Fall Promotion and Marketing
The reunion co-chairs are responsible for authoring at least two or three mailings to classmates prior to the reunion. The letters should include a balance of nostalgia about the past with a hint of the new to arouse classmate's curiosity about returning to Cambridge. The three mailings should include the following information:
(Combine this with the initial Class Report mailing and save $$$)
- Announce "Save the dates" for reunion week.
- Announce fall pre-reunion events (area luncheons, local events).
- Include the first class report questionnaire and information regarding the cost of the book. In order to do this the mailing must be coordinated with the Class Report Office.
- Ask for volunteers to help with planning the reunion.
- Mention the role of long-distance classmates: a) planning regional pre-reunion events, or; b) serving as members of the national class network.
- Include a return card with intent to attend the reunion.
- Present a draft schedule of reunion events, including locations and times.
- List names of classmates who plan to attend the reunion (if available).
- Include a reminder about the class report questionnaire for those classmates who have not responded and thank-you to those who have.
- Make a strong pitch to attend the reunion.
- Include a "Lifestyle" questionnaire if it is something the committee decides to undertake.
- If possible, design and include a carefully thought out reunion registration form that outlines costs.

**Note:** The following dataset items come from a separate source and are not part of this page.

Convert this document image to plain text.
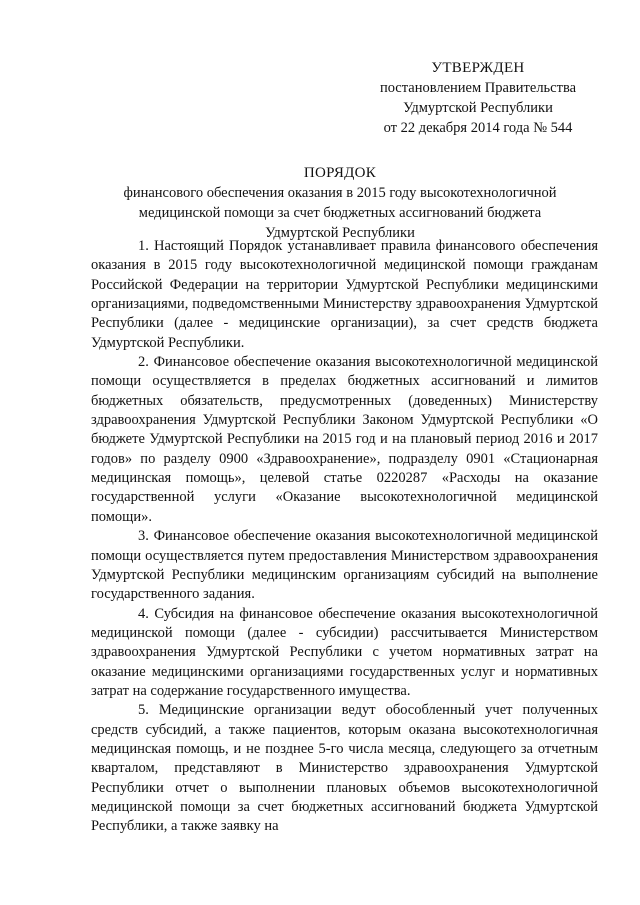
УТВЕРЖДЕН
постановлением Правительства
Удмуртской Республики
от 22 декабря 2014 года № 544
ПОРЯДОК
финансового обеспечения оказания в 2015 году высокотехнологичной
медицинской помощи за счет бюджетных ассигнований бюджета
Удмуртской Республики

1. Настоящий Порядок устанавливает правила финансового обеспечения оказания в 2015 году высокотехнологичной медицинской помощи гражданам Российской Федерации на территории Удмуртской Республики медицинскими организациями, подведомственными Министерству здравоохранения Удмуртской Республики (далее - медицинские организации), за счет средств бюджета Удмуртской Республики.

2. Финансовое обеспечение оказания высокотехнологичной медицинской помощи осуществляется в пределах бюджетных ассигнований и лимитов бюджетных обязательств, предусмотренных (доведенных) Министерству здравоохранения Удмуртской Республики Законом Удмуртской Республики «О бюджете Удмуртской Республики на 2015 год и на плановый период 2016 и 2017 годов» по разделу 0900 «Здравоохранение», подразделу 0901 «Стационарная медицинская помощь», целевой статье 0220287 «Расходы на оказание государственной услуги «Оказание высокотехнологичной медицинской помощи».

3. Финансовое обеспечение оказания высокотехнологичной медицинской помощи осуществляется путем предоставления Министерством здравоохранения Удмуртской Республики медицинским организациям субсидий на выполнение государственного задания.

4. Субсидия на финансовое обеспечение оказания высокотехнологичной медицинской помощи (далее - субсидии) рассчитывается Министерством здравоохранения Удмуртской Республики с учетом нормативных затрат на оказание медицинскими организациями государственных услуг и нормативных затрат на содержание государственного имущества.

5. Медицинские организации ведут обособленный учет полученных средств субсидий, а также пациентов, которым оказана высокотехнологичная медицинская помощь, и не позднее 5-го числа месяца, следующего за отчетным кварталом, представляют в Министерство здравоохранения Удмуртской Республики отчет о выполнении плановых объемов высокотехнологичной медицинской помощи за счет бюджетных ассигнований бюджета Удмуртской Республики, а также заявку на
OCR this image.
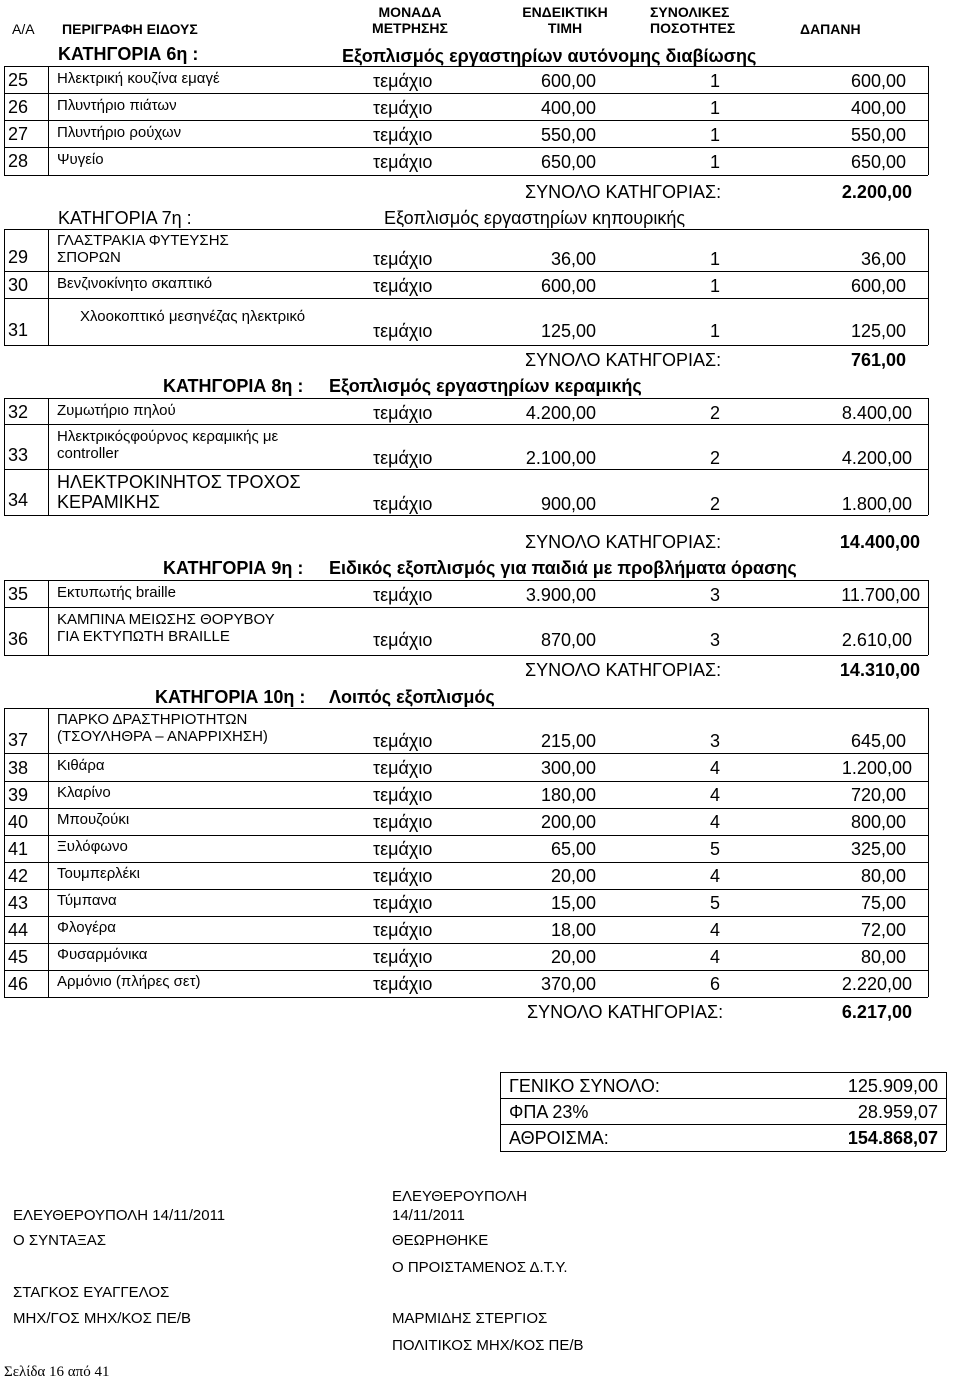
Α/Α ΠΕΡΙΓΡΑΦΗ ΕΙΔΟΥΣ
ΜΟΝΑΔΑ
ΜΕΤΡΗΣΗΣ
ΕΝΔΕΙΚΤΙΚΗ
ΤΙΜΗ
ΣΥΝΟΛΙΚΕΣ
ΠΟΣΟΤΗΤΕΣ	ΔΑΠΑΝΗ
ΚΑΤΗΓΟΡΙΑ 6η :	Εξοπλισμός εργαστηρίων αυτόνομης διαβίωσης
25	Ηλεκτρική κουζίνα εμαγέ	τεμάχιο	600,00	1	600,00
26 Πλυντήριο πιάτων	τεμάχιο	400,00	1	400,00
27 Πλυντήριο ρούχων	τεμάχιο	550,00	1	550,00
28 Ψυγείο	τεμάχιο	650,00	1	650,00
ΣΥΝΟΛΟ ΚΑΤΗΓΟΡΙΑΣ:	2.200,00
ΚΑΤΗΓΟΡΙΑ 7η :	Εξοπλισμός εργαστηρίων κηπουρικής
29
ΓΛΑΣΤΡΑΚΙΑ ΦΥΤΕΥΣΗΣ
ΣΠΟΡΩΝ	τεμάχιο	36,00	1	36,00
30 Βενζινοκίνητο σκαπτικό	τεμάχιο	600,00	1	600,00
31
Χλοοκοπτικό μεσηνέζας ηλεκτρικό
τεμάχιο	125,00	1	125,00
ΣΥΝΟΛΟ ΚΑΤΗΓΟΡΙΑΣ:	761,00
ΚΑΤΗΓΟΡΙΑ 8η : Εξοπλισμός εργαστηρίων κεραμικής
32 Ζυμωτήριο πηλού	τεμάχιο	4.200,00	2	8.400,00
33
Ηλεκτρικόςφούρνος κεραμικής με
controller	τεμάχιο	2.100,00	2	4.200,00
34
ΗΛΕΚΤΡΟΚΙΝΗΤΟΣ ΤΡΟΧΟΣ
ΚΕΡΑΜΙΚΗΣ	τεμάχιο	900,00	2	1.800,00
ΣΥΝΟΛΟ ΚΑΤΗΓΟΡΙΑΣ:	14.400,00
ΚΑΤΗΓΟΡΙΑ 9η : Ειδικός εξοπλισμός για παιδιά με προβλήματα όρασης
35 Εκτυπωτής braille	τεμάχιο	3.900,00	3	11.700,00
36
ΚΑΜΠΙΝΑ ΜΕΙΩΣΗΣ ΘΟΡΥΒΟΥ
ΓΙΑ ΕΚΤΥΠΩΤΗ BRAILLE	τεμάχιο	870,00	3	2.610,00
ΣΥΝΟΛΟ ΚΑΤΗΓΟΡΙΑΣ:	14.310,00
ΚΑΤΗΓΟΡΙΑ 10η : Λοιπός εξοπλισμός
37
ΠΑΡΚΟ ΔΡΑΣΤΗΡΙΟΤΗΤΩΝ
(ΤΣΟΥΛΗΘΡΑ – ΑΝΑΡΡΙΧΗΣΗ)	τεμάχιο	215,00	3	645,00
38 Κιθάρα	τεμάχιο	300,00	4	1.200,00
39 Κλαρίνο	τεμάχιο	180,00	4	720,00
40 Μπουζούκι	τεμάχιο	200,00	4	800,00
41 Ξυλόφωνο	τεμάχιο	65,00	5	325,00
42 Τουμπερλέκι	τεμάχιο	20,00	4	80,00
43 Τύμπανα	τεμάχιο	15,00	5	75,00
44 Φλογέρα	τεμάχιο	18,00	4	72,00
45 Φυσαρμόνικα	τεμάχιο	20,00	4	80,00
46 Αρμόνιο (πλήρες σετ)	τεμάχιο	370,00	6	2.220,00
ΣΥΝΟΛΟ ΚΑΤΗΓΟΡΙΑΣ:	6.217,00
ΓΕΝΙΚΟ ΣΥΝΟΛΟ:	125.909,00
ΦΠΑ 23%	28.959,07
ΑΘΡΟΙΣΜΑ:	154.868,07
ΕΛΕΥΘΕΡΟΥΠΟΛΗ 14/11/2011
Ο ΣΥΝΤΑΞΑΣ
ΣΤΑΓΚΟΣ ΕΥΑΓΓΕΛΟΣ
ΜΗΧ/ΓΟΣ ΜΗΧ/ΚΟΣ ΠΕ/Β
ΕΛΕΥΘΕΡΟΥΠΟΛΗ
14/11/2011
ΘΕΩΡΗΘΗΚΕ
Ο ΠΡΟΙΣΤΑΜΕΝΟΣ Δ.Τ.Υ.
ΜΑΡΜΙΔΗΣ ΣΤΕΡΓΙΟΣ
ΠΟΛΙΤΙΚΟΣ ΜΗΧ/ΚΟΣ ΠΕ/Β
Σελίδα 16 από 41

- Has a carefully written letter that makes a final appeal for attendance and presents the final schedule.
- If it was not in the May mailing, design and include a carefully thought out reunion registration form that outlines costs.

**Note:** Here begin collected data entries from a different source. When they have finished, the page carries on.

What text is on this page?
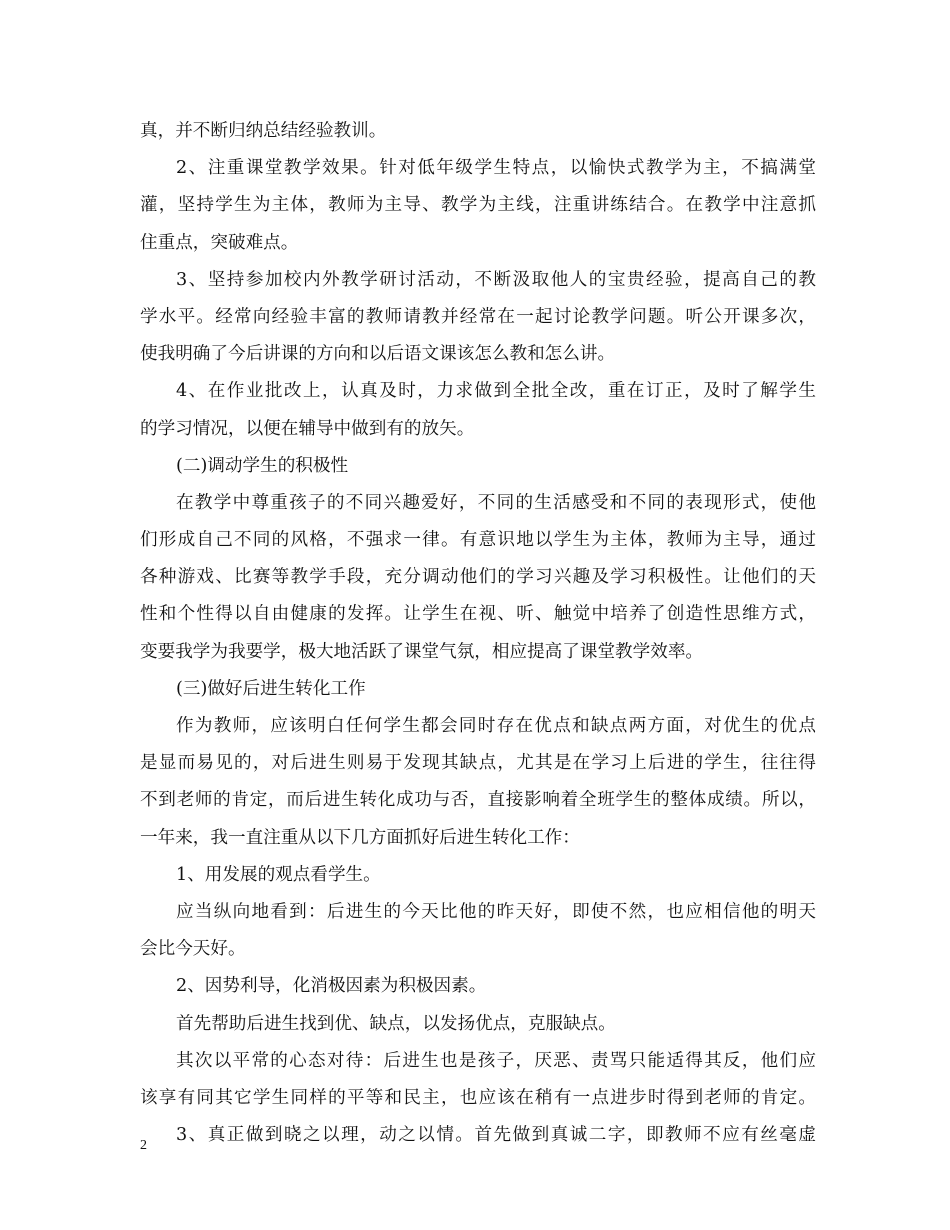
真，并不断归纳总结经验教训。
2、注重课堂教学效果。针对低年级学生特点，以愉快式教学为主，不搞满堂
灌，坚持学生为主体，教师为主导、教学为主线，注重讲练结合。在教学中注意抓
住重点，突破难点。
3、坚持参加校内外教学研讨活动，不断汲取他人的宝贵经验，提高自己的教
学水平。经常向经验丰富的教师请教并经常在一起讨论教学问题。听公开课多次，
使我明确了今后讲课的方向和以后语文课该怎么教和怎么讲。
4、在作业批改上，认真及时，力求做到全批全改，重在订正，及时了解学生
的学习情况，以便在辅导中做到有的放矢。
(二)调动学生的积极性
在教学中尊重孩子的不同兴趣爱好，不同的生活感受和不同的表现形式，使他
们形成自己不同的风格，不强求一律。有意识地以学生为主体，教师为主导，通过
各种游戏、比赛等教学手段，充分调动他们的学习兴趣及学习积极性。让他们的天
性和个性得以自由健康的发挥。让学生在视、听、触觉中培养了创造性思维方式，
变要我学为我要学，极大地活跃了课堂气氛，相应提高了课堂教学效率。
(三)做好后进生转化工作
作为教师，应该明白任何学生都会同时存在优点和缺点两方面，对优生的优点
是显而易见的，对后进生则易于发现其缺点，尤其是在学习上后进的学生，往往得
不到老师的肯定，而后进生转化成功与否，直接影响着全班学生的整体成绩。所以，
一年来，我一直注重从以下几方面抓好后进生转化工作：
1、用发展的观点看学生。
应当纵向地看到：后进生的今天比他的昨天好，即使不然，也应相信他的明天
会比今天好。
2、因势利导，化消极因素为积极因素。
首先帮助后进生找到优、缺点，以发扬优点，克服缺点。
其次以平常的心态对待：后进生也是孩子，厌恶、责骂只能适得其反，他们应
该享有同其它学生同样的平等和民主，也应该在稍有一点进步时得到老师的肯定。
3、真正做到晓之以理，动之以情。首先做到真诚二字，即教师不应有丝毫虚
2
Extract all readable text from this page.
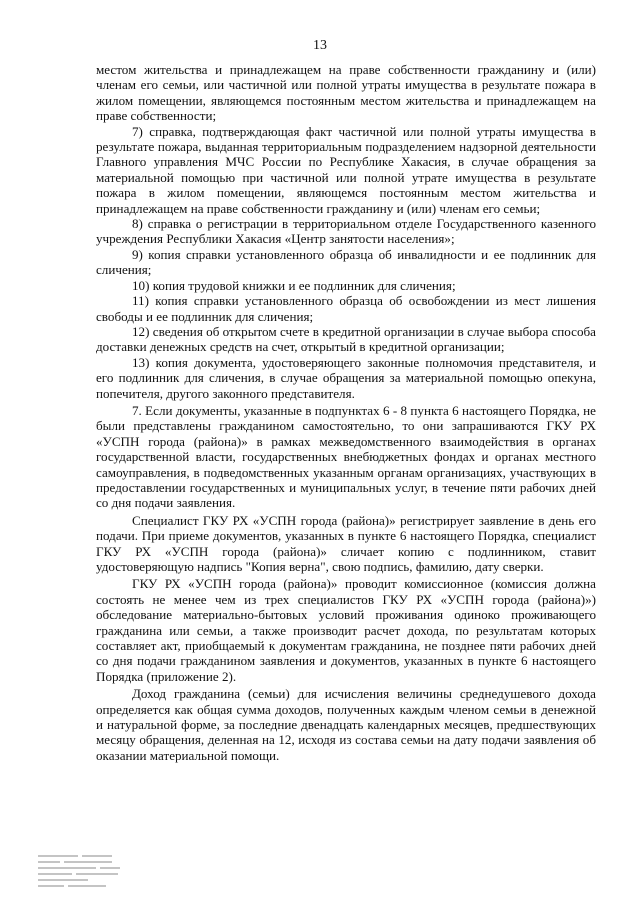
13

местом жительства и принадлежащем на праве собственности гражданину и (или) членам его семьи, или частичной или полной утраты имущества в результате пожара в жилом помещении, являющемся постоянным местом жительства и принадлежащем на праве собственности;

7) справка, подтверждающая факт частичной или полной утраты имущества в результате пожара, выданная территориальным подразделением надзорной деятельности Главного управления МЧС России по Республике Хакасия, в случае обращения за материальной помощью при частичной или полной утрате имущества в результате пожара в жилом помещении, являющемся постоянным местом жительства и принадлежащем на праве собственности гражданину и (или) членам его семьи;

8) справка о регистрации в территориальном отделе Государственного казенного учреждения Республики Хакасия «Центр занятости населения»;

9) копия справки установленного образца об инвалидности и ее подлинник для сличения;

10) копия трудовой книжки и ее подлинник для сличения;

11) копия справки установленного образца об освобождении из мест лишения свободы и ее подлинник для сличения;

12) сведения об открытом счете в кредитной организации в случае выбора способа доставки денежных средств на счет, открытый в кредитной организации;

13) копия документа, удостоверяющего законные полномочия представителя, и его подлинник для сличения, в случае обращения за материальной помощью опекуна, попечителя, другого законного представителя.

7. Если документы, указанные в подпунктах 6 - 8 пункта 6 настоящего Порядка, не были представлены гражданином самостоятельно, то они запрашиваются ГКУ РХ «УСПН города (района)» в рамках межведомственного взаимодействия в органах государственной власти, государственных внебюджетных фондах и органах местного самоуправления, в подведомственных указанным органам организациях, участвующих в предоставлении государственных и муниципальных услуг, в течение пяти рабочих дней со дня подачи заявления.

Специалист ГКУ РХ «УСПН города (района)» регистрирует заявление в день его подачи. При приеме документов, указанных в пункте 6 настоящего Порядка, специалист ГКУ РХ «УСПН города (района)» сличает копию с подлинником, ставит удостоверяющую надпись "Копия верна", свою подпись, фамилию, дату сверки.

ГКУ РХ «УСПН города (района)» проводит комиссионное (комиссия должна состоять не менее чем из трех специалистов ГКУ РХ «УСПН города (района)») обследование материально-бытовых условий проживания одиноко проживающего гражданина или семьи, а также производит расчет дохода, по результатам которых составляет акт, приобщаемый к документам гражданина, не позднее пяти рабочих дней со дня подачи гражданином заявления и документов, указанных в пункте 6 настоящего Порядка (приложение 2).

Доход гражданина (семьи) для исчисления величины среднедушевого дохода определяется как общая сумма доходов, полученных каждым членом семьи в денежной и натуральной форме, за последние двенадцать календарных месяцев, предшествующих месяцу обращения, деленная на 12, исходя из состава семьи на дату подачи заявления об оказании материальной помощи.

- States strongly the deadline for the return of the reunion registration form.
Make Everyone Feel Welcome
Why do many classmates fail to attend reunions? A late 1980's survey showed that financial considerations and the distance to travel were cited as reasons for not attending by 21%, followed closely by "couldn't get away" by 15%. A spouse not wanting to attend was a factor for 5%. The other reasons mentioned more than once were: "I didn't know if I would know anyone"; "I'm afraid everyone else is more successful"; "I'm just not the reunion type."
These statistics and comments show us that a reunion organizer has to make sure that: Everyone feels comfortable about returning; that many different circles of friends are involved in the reunion planning; and that different kinds of events are offered, so that each classmate can find some part of the reunion that appeals.
Here are some promotional hints:
- Be mindful of unmarried classmates, 10% - 15% of the class may be unmarried. This means many may feel uncomfortable at a dinner/dance without a partner. It is better to downplay the dancing and stress chatting, mingling, and the chance to meet new and old friends. Some classes have arranged pre-event gatherings for single classmates.
- Avoid language that makes everything sound family or couple oriented. If possible, make it easy for classmates to hire baby-sitters (see Appendix iii).
- A veteran reunion pro once said that the way to get lots of classmates to come is to state in every mailing "that I have no idea who is coming, and I am sure I won't know anyone either!" Others suggest including the names of those who say they hope to or plan to attend in at least one mailing. Inviting or assigning classmates to call their own friends works well, but also be sure to have them call people they have never met. A friendly caller can make a big difference convincing the reluctant classmate to come. Many people cite new friendships as one of the lasting benefits of reunions.
- Organize Reunion Committee members as a hospitality committee for each event. This small group can watch for people standing alone or looking overwhelmed. If five people are assigned to make a point of going up to newcomers and introducing themselves it makes it a lot easier for the newcomer.
- It is wise to try to avoid time conflicts for events. Make the seminars consecutive -- even if you feel that a symposium on lifestyles will interest a different group from a panel on international economics. It is not worth appointing the organizers of either event to set up a popularity contest.
- Local organizers sometimes forget that out-of-towners come to reunions partly to see old and new Harvard and Radcliffe buildings. A little nostalgia is nice and can be lost if too many events are held away from Cambridge. Try to set up events that use some old buildings, some new, some Harvard, and some Radcliffe.
- Make the nametags with BIG LETTERS, so they can be easily read from a distance, and try to somehow distinguish classmates from Harvard wives and Radcliffe husbands.
National Class Network
It is important to develop a nationwide network to contact classmates in person or by telephone to encourage them to attend the reunion.
The chairs of the national network should meet or speak with the co-chairs of the reunion in January or before to discuss strategy. A Harvard and Radcliffe class printout in zip code order should be requested from the HAA office early in preparation for this meeting. The class will not be charged for this service. One or two classmates should be identified in each metropolitan area of the country to whom a copy of the class printout can be sent. In larger metropolitan areas, more than two classmates may participate in the network. These classmates could be those who are working on fundraising for the colleges. Encouraging reunion attendance will give them something to say in addition to a request for a donation. The phone calls should take place immediately after the final reunion letter and registration form have been sent in early April. At this point in time it will be important to have up-to-date registration information handy so that those who have already agreed to come to the reunion will not be asked again.